Personal information
- Date of birth: 2 September 1996 (age 30)
- Place of birth: South Korea
- Height: 1.63 m (5 ft 4 in)
- Position: Midfielder

Team information
- Current team: Seoul City
- Number: 7

Youth career
- Uiduk University

Senior career*
- Years: Team / Apps / (Gls)
- 2018–2020: Incheon Red Angels
- 2021–: Seoul City

International career
- 2016: South Korea U20 / 6 / (2)
- 2017–2019: South Korea / 19 / (3)

= Han Chae-rin =

South Korean footballer (born 1996)

Han Chae-rin (한채린; born 2 September 1996) is a South Korean footballer who plays as a midfielder for WK League club Seoul City.

==Club career==
On 27 December 2017, Han was drafted fourth overall in the 2018 WK League Draft by Incheon Hyundai Steel Red Angels.
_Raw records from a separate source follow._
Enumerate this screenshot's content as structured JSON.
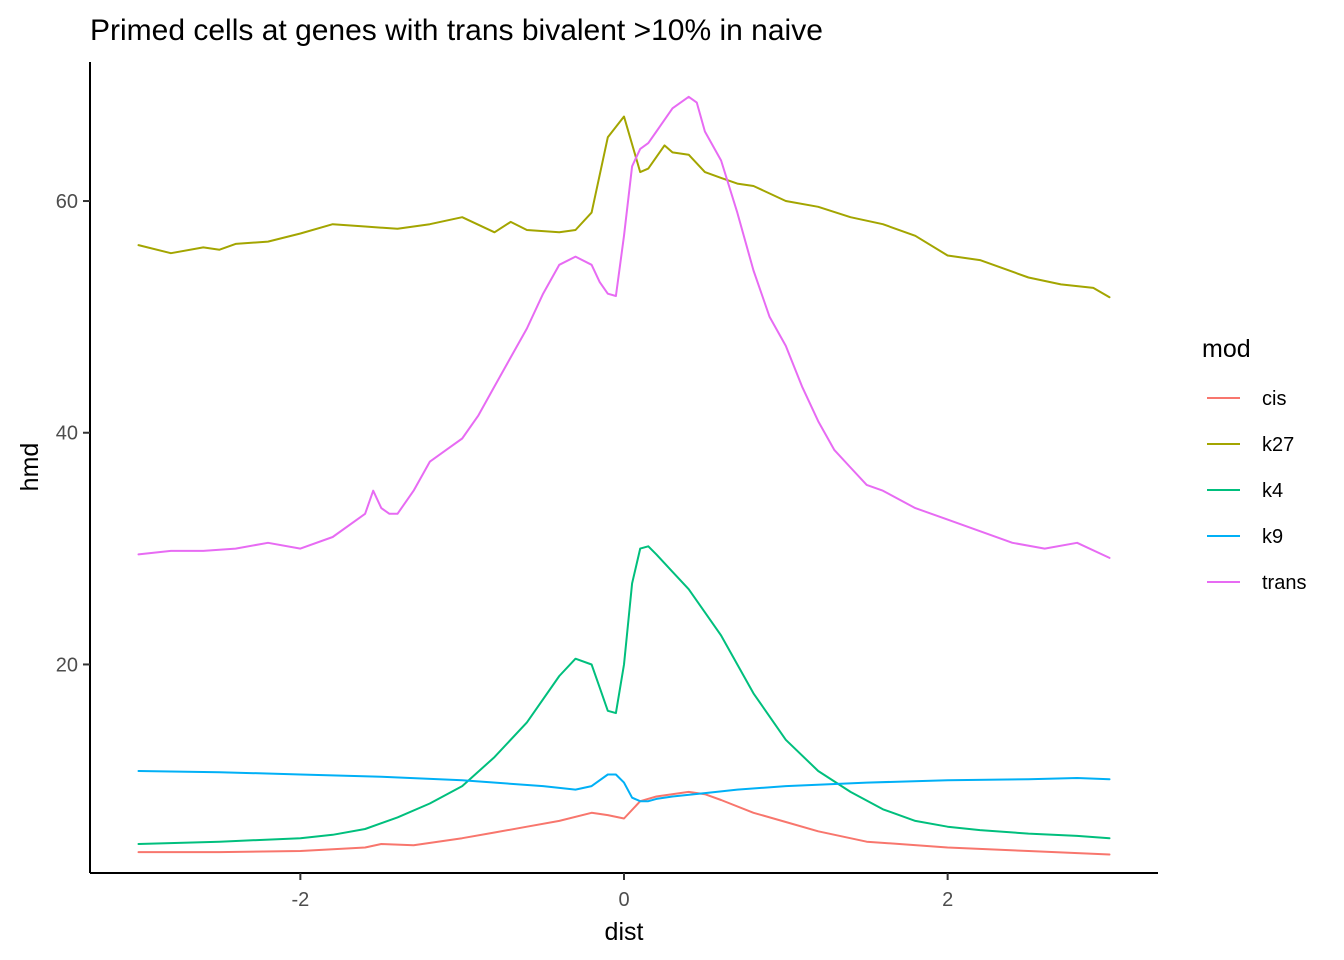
{
  "chart_data": {
    "type": "line",
    "title": "Primed cells at genes with trans bivalent >10% in naive",
    "xlabel": "dist",
    "ylabel": "hmd",
    "xlim": [
      -3.3,
      3.3
    ],
    "ylim": [
      2,
      72
    ],
    "xticks": [
      -2,
      0,
      2
    ],
    "xtick_labels": [
      "-2",
      "0",
      "2"
    ],
    "yticks": [
      20,
      40,
      60
    ],
    "ytick_labels": [
      "20",
      "40",
      "60"
    ],
    "grid": false,
    "legend": {
      "title": "mod",
      "position": "right"
    },
    "series": [
      {
        "name": "cis",
        "color": "#F8766D",
        "x": [
          -3.0,
          -2.5,
          -2.0,
          -1.6,
          -1.5,
          -1.3,
          -1.0,
          -0.8,
          -0.6,
          -0.4,
          -0.2,
          -0.1,
          0.0,
          0.1,
          0.2,
          0.4,
          0.5,
          0.6,
          0.8,
          1.0,
          1.2,
          1.5,
          2.0,
          2.5,
          3.0
        ],
        "y": [
          3.8,
          3.8,
          3.9,
          4.2,
          4.5,
          4.4,
          5.0,
          5.5,
          6.0,
          6.5,
          7.2,
          7.0,
          6.7,
          8.2,
          8.6,
          9.0,
          8.8,
          8.3,
          7.2,
          6.4,
          5.6,
          4.7,
          4.2,
          3.9,
          3.6
        ]
      },
      {
        "name": "k27",
        "color": "#A3A500",
        "x": [
          -3.0,
          -2.8,
          -2.6,
          -2.5,
          -2.4,
          -2.2,
          -2.0,
          -1.8,
          -1.6,
          -1.4,
          -1.2,
          -1.0,
          -0.8,
          -0.7,
          -0.6,
          -0.4,
          -0.3,
          -0.2,
          -0.1,
          0.0,
          0.1,
          0.15,
          0.25,
          0.3,
          0.4,
          0.5,
          0.6,
          0.7,
          0.8,
          1.0,
          1.2,
          1.4,
          1.6,
          1.8,
          2.0,
          2.2,
          2.5,
          2.7,
          2.9,
          3.0
        ],
        "y": [
          56.2,
          55.5,
          56.0,
          55.8,
          56.3,
          56.5,
          57.2,
          58.0,
          57.8,
          57.6,
          58.0,
          58.6,
          57.3,
          58.2,
          57.5,
          57.3,
          57.5,
          59.0,
          65.5,
          67.3,
          62.5,
          62.8,
          64.8,
          64.2,
          64.0,
          62.5,
          62.0,
          61.5,
          61.3,
          60.0,
          59.5,
          58.6,
          58.0,
          57.0,
          55.3,
          54.9,
          53.4,
          52.8,
          52.5,
          51.7
        ]
      },
      {
        "name": "k4",
        "color": "#00BF7D",
        "x": [
          -3.0,
          -2.5,
          -2.0,
          -1.8,
          -1.6,
          -1.4,
          -1.2,
          -1.0,
          -0.8,
          -0.6,
          -0.4,
          -0.3,
          -0.2,
          -0.15,
          -0.1,
          -0.05,
          0.0,
          0.05,
          0.1,
          0.15,
          0.2,
          0.3,
          0.4,
          0.5,
          0.6,
          0.8,
          1.0,
          1.2,
          1.4,
          1.6,
          1.8,
          2.0,
          2.2,
          2.5,
          2.8,
          3.0
        ],
        "y": [
          4.5,
          4.7,
          5.0,
          5.3,
          5.8,
          6.8,
          8.0,
          9.5,
          12.0,
          15.0,
          19.0,
          20.5,
          20.0,
          18.0,
          16.0,
          15.8,
          20.0,
          27.0,
          30.0,
          30.2,
          29.5,
          28.0,
          26.5,
          24.5,
          22.5,
          17.5,
          13.5,
          10.8,
          9.0,
          7.5,
          6.5,
          6.0,
          5.7,
          5.4,
          5.2,
          5.0
        ]
      },
      {
        "name": "k9",
        "color": "#00B0F6",
        "x": [
          -3.0,
          -2.5,
          -2.0,
          -1.5,
          -1.0,
          -0.5,
          -0.3,
          -0.2,
          -0.1,
          -0.05,
          0.0,
          0.05,
          0.1,
          0.15,
          0.2,
          0.3,
          0.5,
          0.7,
          1.0,
          1.5,
          2.0,
          2.5,
          2.8,
          3.0
        ],
        "y": [
          10.8,
          10.7,
          10.5,
          10.3,
          10.0,
          9.5,
          9.2,
          9.5,
          10.5,
          10.5,
          9.8,
          8.5,
          8.2,
          8.2,
          8.4,
          8.6,
          8.9,
          9.2,
          9.5,
          9.8,
          10.0,
          10.1,
          10.2,
          10.1
        ]
      },
      {
        "name": "trans",
        "color": "#E76BF3",
        "x": [
          -3.0,
          -2.8,
          -2.6,
          -2.4,
          -2.2,
          -2.0,
          -1.8,
          -1.6,
          -1.55,
          -1.5,
          -1.45,
          -1.4,
          -1.3,
          -1.2,
          -1.1,
          -1.0,
          -0.9,
          -0.8,
          -0.7,
          -0.6,
          -0.5,
          -0.4,
          -0.3,
          -0.2,
          -0.15,
          -0.1,
          -0.05,
          0.0,
          0.05,
          0.1,
          0.15,
          0.2,
          0.3,
          0.4,
          0.45,
          0.5,
          0.6,
          0.7,
          0.8,
          0.9,
          1.0,
          1.1,
          1.2,
          1.3,
          1.4,
          1.5,
          1.6,
          1.8,
          2.0,
          2.2,
          2.4,
          2.6,
          2.8,
          3.0
        ],
        "y": [
          29.5,
          29.8,
          29.8,
          30.0,
          30.5,
          30.0,
          31.0,
          33.0,
          35.0,
          33.5,
          33.0,
          33.0,
          35.0,
          37.5,
          38.5,
          39.5,
          41.5,
          44.0,
          46.5,
          49.0,
          52.0,
          54.5,
          55.2,
          54.5,
          53.0,
          52.0,
          51.8,
          57.0,
          63.0,
          64.5,
          65.0,
          66.0,
          68.0,
          69.0,
          68.5,
          66.0,
          63.5,
          59.0,
          54.0,
          50.0,
          47.5,
          44.0,
          41.0,
          38.5,
          37.0,
          35.5,
          35.0,
          33.5,
          32.5,
          31.5,
          30.5,
          30.0,
          30.5,
          29.2
        ]
      }
    ]
  }
}
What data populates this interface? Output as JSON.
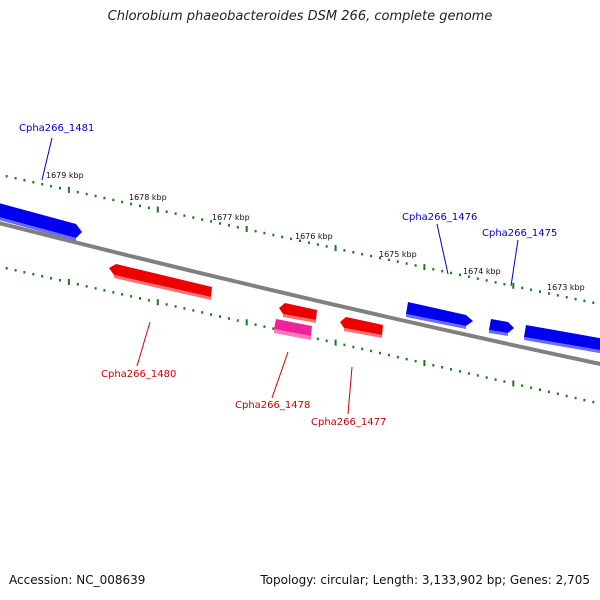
{
  "title": "Chlorobium phaeobacteroides DSM 266, complete genome",
  "accession": "Accession: NC_008639",
  "topology": "Topology: circular; Length: 3,133,902 bp; Genes: 2,705",
  "colors": {
    "backbone": "#808080",
    "forward_gene": "#0000ee",
    "reverse_gene": "#ee0000",
    "rna_gene": "#ee2299",
    "ticks": "#1a7a1a",
    "forward_label": "#0000cc",
    "reverse_label": "#cc0000"
  },
  "ticks": [
    {
      "label": "1679 kbp"
    },
    {
      "label": "1678 kbp"
    },
    {
      "label": "1677 kbp"
    },
    {
      "label": "1676 kbp"
    },
    {
      "label": "1675 kbp"
    },
    {
      "label": "1674 kbp"
    },
    {
      "label": "1673 kbp"
    }
  ],
  "genes": [
    {
      "name": "Cpha266_1481",
      "strand": "forward"
    },
    {
      "name": "Cpha266_1480",
      "strand": "reverse"
    },
    {
      "name": "Cpha266_1478",
      "strand": "reverse"
    },
    {
      "name": "Cpha266_1477",
      "strand": "reverse"
    },
    {
      "name": "Cpha266_1476",
      "strand": "forward"
    },
    {
      "name": "Cpha266_1475",
      "strand": "forward"
    }
  ]
}
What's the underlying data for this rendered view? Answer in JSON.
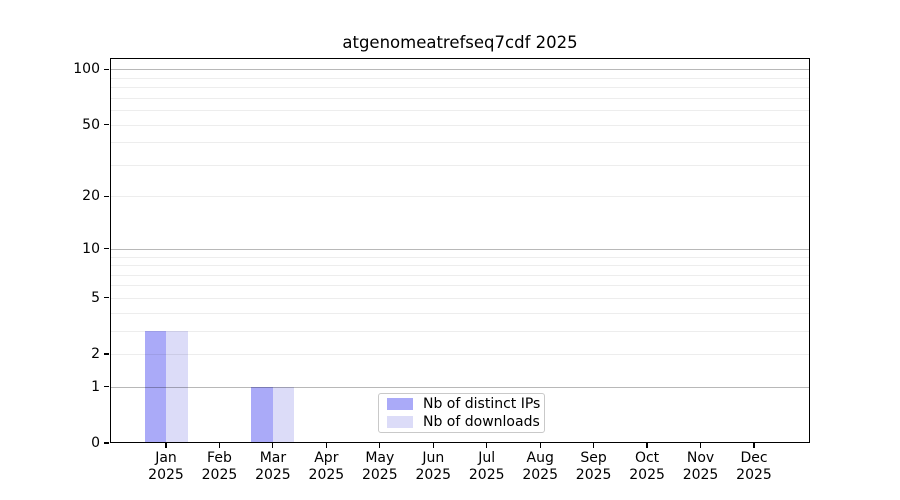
{
  "chart_data": {
    "type": "bar",
    "title": "atgenomeatrefseq7cdf 2025",
    "categories": [
      "Jan",
      "Feb",
      "Mar",
      "Apr",
      "May",
      "Jun",
      "Jul",
      "Aug",
      "Sep",
      "Oct",
      "Nov",
      "Dec"
    ],
    "x_year": "2025",
    "series": [
      {
        "name": "Nb of distinct IPs",
        "color": "#aaaaf8",
        "values": [
          3,
          0,
          1,
          0,
          0,
          0,
          0,
          0,
          0,
          0,
          0,
          0
        ]
      },
      {
        "name": "Nb of downloads",
        "color": "#dcdcf8",
        "values": [
          3,
          0,
          1,
          0,
          0,
          0,
          0,
          0,
          0,
          0,
          0,
          0
        ]
      }
    ],
    "yticks": [
      0,
      1,
      2,
      5,
      10,
      20,
      50,
      100
    ],
    "grid_major": [
      1,
      10,
      100
    ],
    "grid_minor": [
      2,
      3,
      4,
      5,
      6,
      7,
      8,
      9,
      20,
      30,
      40,
      50,
      60,
      70,
      80,
      90
    ],
    "ylim": [
      0,
      115
    ],
    "scale": "log10(1+y) with 0 at baseline",
    "xlabel": "",
    "ylabel": "",
    "grid": true,
    "legend_position": "lower center inside plot"
  },
  "colors": {
    "background": "#ffffff",
    "axis": "#000000",
    "text": "#000000",
    "grid_minor": "rgba(0,0,0,0.07)",
    "grid_major": "rgba(0,0,0,0.28)",
    "legend_border": "#c9c9c9"
  }
}
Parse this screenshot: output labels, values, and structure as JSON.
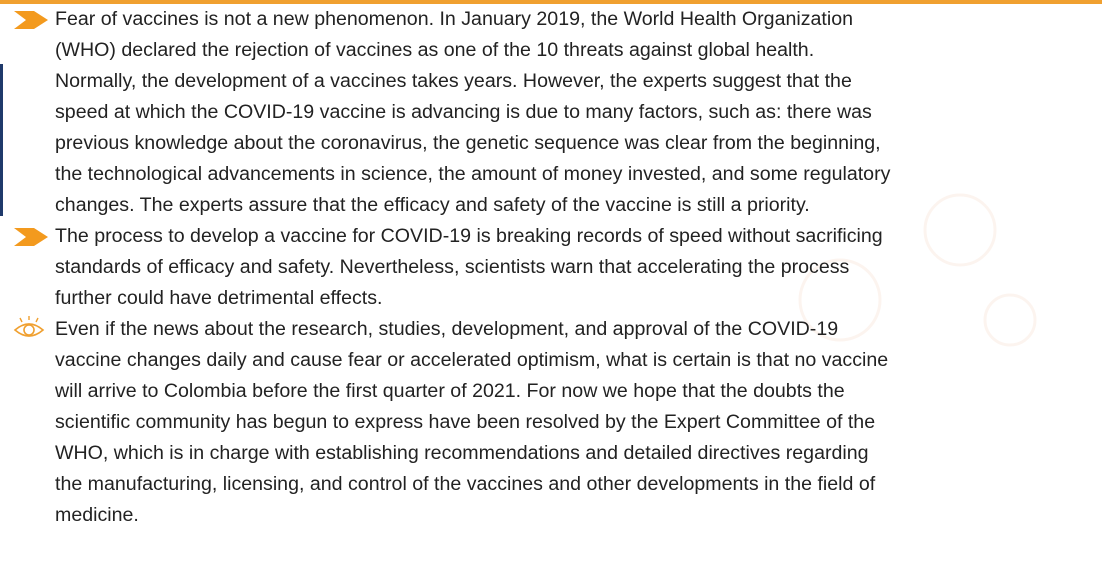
{
  "paragraphs": [
    {
      "icon": "arrow",
      "lines": [
        "Fear of vaccines is not a new phenomenon. In January 2019, the World Health Organization",
        "(WHO) declared the rejection of vaccines as one of the 10 threats against global health.",
        "Normally, the development of a vaccines takes years. However, the experts suggest that the",
        "speed at which the COVID-19 vaccine is advancing is due to many factors, such as: there was",
        "previous knowledge about the coronavirus, the genetic sequence was clear from the beginning,",
        "the technological advancements in science, the amount of money invested, and some regulatory",
        "changes. The experts assure that the efficacy and safety of the vaccine is still a priority."
      ]
    },
    {
      "icon": "arrow",
      "lines": [
        "The process to develop a vaccine for COVID-19 is breaking records of speed without sacrificing",
        "standards of efficacy and safety. Nevertheless, scientists warn that accelerating the process",
        "further could have detrimental effects."
      ]
    },
    {
      "icon": "eye",
      "lines": [
        "Even if the news about the research, studies, development, and approval of the COVID-19",
        "vaccine changes daily and cause fear or accelerated optimism, what is certain is that no vaccine",
        "will arrive to Colombia before the first quarter of 2021. For now we hope that the doubts the",
        "scientific community has begun to express have been resolved by the Expert Committee of the",
        "WHO, which is in charge with establishing recommendations and detailed directives regarding",
        "the manufacturing, licensing, and control of the vaccines and other developments in the field of",
        "medicine."
      ]
    }
  ]
}
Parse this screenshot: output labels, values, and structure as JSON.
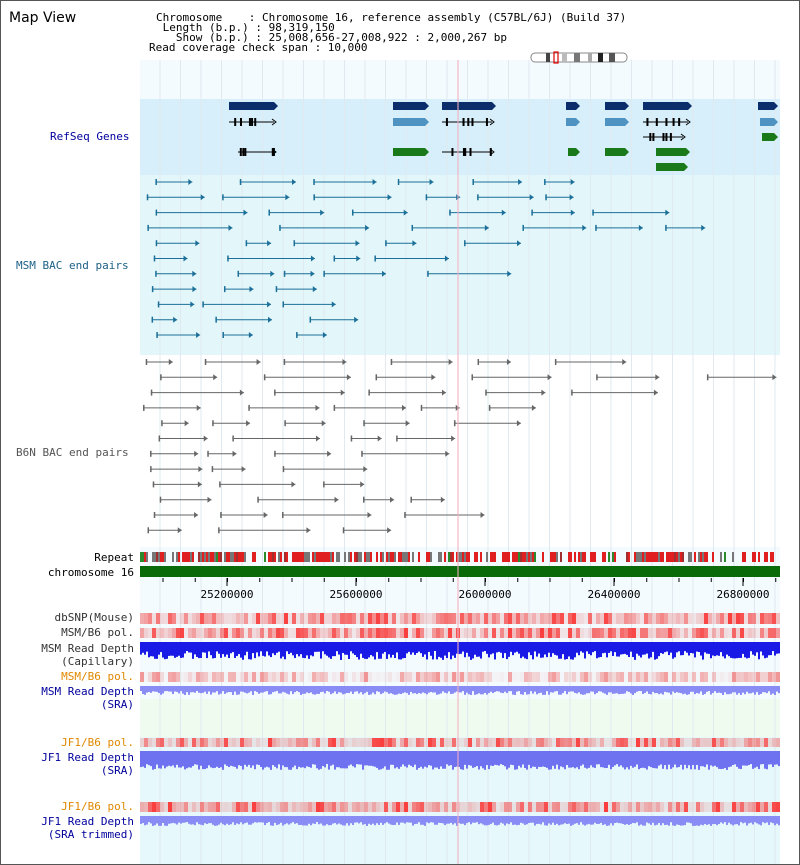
{
  "title": "Map View",
  "info": {
    "chromosome": "Chromosome    : Chromosome 16, reference assembly (C57BL/6J) (Build 37)",
    "length": " Length (b.p.) : 98,319,150",
    "show": "   Show (b.p.) : 25,008,656-27,008,922 : 2,000,267 bp",
    "coverage": "Read coverage check span : 10,000"
  },
  "tracks": {
    "refseq": "RefSeq Genes",
    "msm_bac": "MSM BAC end pairs",
    "b6n_bac": "B6N BAC end pairs",
    "repeat": "Repeat",
    "chromosome": "chromosome 16",
    "dbsnp": "dbSNP(Mouse)",
    "msm_b6_pol": "MSM/B6 pol.",
    "msm_depth_cap_1": "MSM Read Depth",
    "msm_depth_cap_2": "(Capillary)",
    "msm_b6_pol_sra": "MSM/B6 pol.",
    "msm_depth_sra_1": "MSM Read Depth",
    "msm_depth_sra_2": "(SRA)",
    "jf1_b6_pol": "JF1/B6 pol.",
    "jf1_depth_1": "JF1 Read Depth",
    "jf1_depth_2": "(SRA)",
    "jf1_b6_pol_trim": "JF1/B6 pol.",
    "jf1_depth_trim_1": "JF1 Read Depth",
    "jf1_depth_trim_2": "(SRA trimmed)"
  },
  "axis": {
    "ticks": [
      "25200000",
      "25600000",
      "26000000",
      "26400000",
      "26800000"
    ]
  },
  "colors": {
    "gene_dark": "#0b2d6b",
    "gene_mid": "#4f93c3",
    "gene_green": "#1a7a1a",
    "msm_bac": "#1b6f98",
    "b6n_bac": "#666666",
    "label_navy": "#00009c",
    "label_orange": "#e08800",
    "label_teal": "#1b5f86"
  }
}
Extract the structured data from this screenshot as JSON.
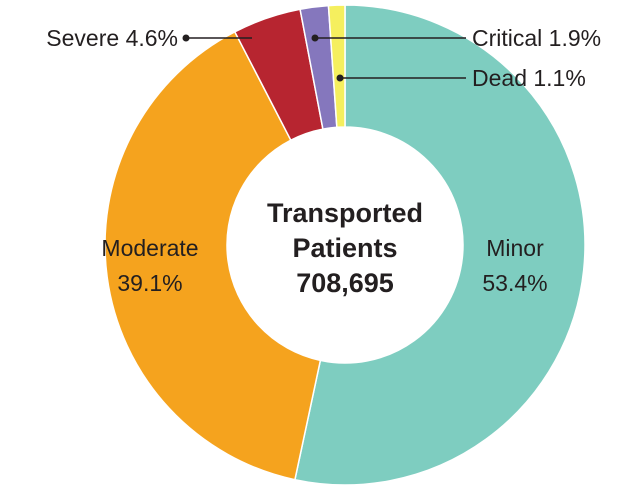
{
  "chart_data": {
    "type": "donut",
    "categories": [
      "Minor",
      "Moderate",
      "Severe",
      "Critical",
      "Dead"
    ],
    "values": [
      53.4,
      39.1,
      4.6,
      1.9,
      1.1
    ],
    "value_labels": [
      "53.4%",
      "39.1%",
      "4.6%",
      "1.9%",
      "1.1%"
    ],
    "colors": [
      "#7ecdc0",
      "#f5a31e",
      "#b72530",
      "#8577bd",
      "#f5ef5e"
    ],
    "center_text": [
      "Transported",
      "Patients",
      "708,695"
    ]
  }
}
On 23 April 2018, she made her debut in a 0–0 draw against Gyeongju KHNP. On 25 May 2018, she scored her first goal in a 6–2 win against Suwon UDC.

==International career==
Han was selected in the squad for the 2016 FIFA U-20 Women's World Cup in Papua New Guinea, where she scored against Venezuela. On 19 October 2017, she scored on her senior debut, in a 3–1 loss to the United States. She went to her first major tournament the following year when she was selected for the 2018 AFC Women's Asian Cup.